No biênio pandêmico, ou seja, no acumulado 2021/2020, o comércio de materiais de materiais de construção cresceu, em volume de vendas (faturamento real/nominal deflacionado) 15,7%, e nominalmente (faturamento percebido/volume de vendas com inflação) 49,2%, sobre o ano de 2019 (fonte PMC/IBGE).

Paralelamente, nesse período, segundo a Pesquisa 2 | 2021, que entrevistou 1.022 consumidores que reformaram seus lares entre novembro de 2020 e outubro de 2021,  84,1% alegaram que a pandemia fez com que valorizassem mais a sua residência do que antes.

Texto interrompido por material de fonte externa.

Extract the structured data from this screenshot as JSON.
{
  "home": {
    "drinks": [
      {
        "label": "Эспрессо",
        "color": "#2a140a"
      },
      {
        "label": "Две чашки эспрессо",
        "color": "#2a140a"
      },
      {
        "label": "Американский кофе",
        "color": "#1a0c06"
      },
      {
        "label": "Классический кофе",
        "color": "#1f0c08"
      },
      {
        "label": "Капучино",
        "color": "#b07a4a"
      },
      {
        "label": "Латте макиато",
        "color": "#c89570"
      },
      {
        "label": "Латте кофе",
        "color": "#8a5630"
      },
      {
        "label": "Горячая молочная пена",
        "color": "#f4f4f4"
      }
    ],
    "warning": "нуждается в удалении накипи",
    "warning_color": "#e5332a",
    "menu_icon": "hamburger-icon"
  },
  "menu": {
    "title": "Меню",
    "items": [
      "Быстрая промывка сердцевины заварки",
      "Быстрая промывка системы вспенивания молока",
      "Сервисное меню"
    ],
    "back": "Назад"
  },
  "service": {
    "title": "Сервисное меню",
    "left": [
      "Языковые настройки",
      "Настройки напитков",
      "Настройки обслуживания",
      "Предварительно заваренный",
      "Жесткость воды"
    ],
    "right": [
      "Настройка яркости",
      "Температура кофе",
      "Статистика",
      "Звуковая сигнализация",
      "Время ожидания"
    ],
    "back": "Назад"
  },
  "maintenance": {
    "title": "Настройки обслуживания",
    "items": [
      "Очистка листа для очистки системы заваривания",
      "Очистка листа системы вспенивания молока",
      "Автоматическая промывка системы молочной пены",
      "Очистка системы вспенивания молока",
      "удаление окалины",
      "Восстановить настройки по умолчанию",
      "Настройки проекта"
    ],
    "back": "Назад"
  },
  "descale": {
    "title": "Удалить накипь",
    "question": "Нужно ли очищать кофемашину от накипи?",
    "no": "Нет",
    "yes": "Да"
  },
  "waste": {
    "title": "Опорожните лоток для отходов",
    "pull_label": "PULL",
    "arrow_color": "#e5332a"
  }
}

Nos recortes por classes sociais, essa valorização foi maior na classe A, com 90,1%, seguida pela classe B, com 87,1%, e pela classe C, com 82,2%.

Já, nos recortes pelas quatro regiões pesquisadas, essa valorização foi maior no Nordeste, com 87,6%, seguida pelo Sudeste, com 85,8%; Centro-Oeste, com 79,3%, e pelo Sul, com 78,6%.

Por fim, nos recortes por faixas etárias, essa valorização foi maior nos jovens (23 a 30 anos), com 87,4%, seguida pelos jovens maduros (31 a 39 anos), com 82,6%, e pelos maduros (40 anos +), com 81,9%.

Assim, em todos os recortes, é notório que o conceito do morar bem foi valorizado devido à pandemia, demonstrando, assim, o caráter profundo e abrangente desse sentimento.

O desempenho do comércio de materiais de construção sempre foi dependente da equação conjuntural emprego, renda e confiança do consumidor.

Doravante, adiciona-se um fator estrutural: a valorização do lar.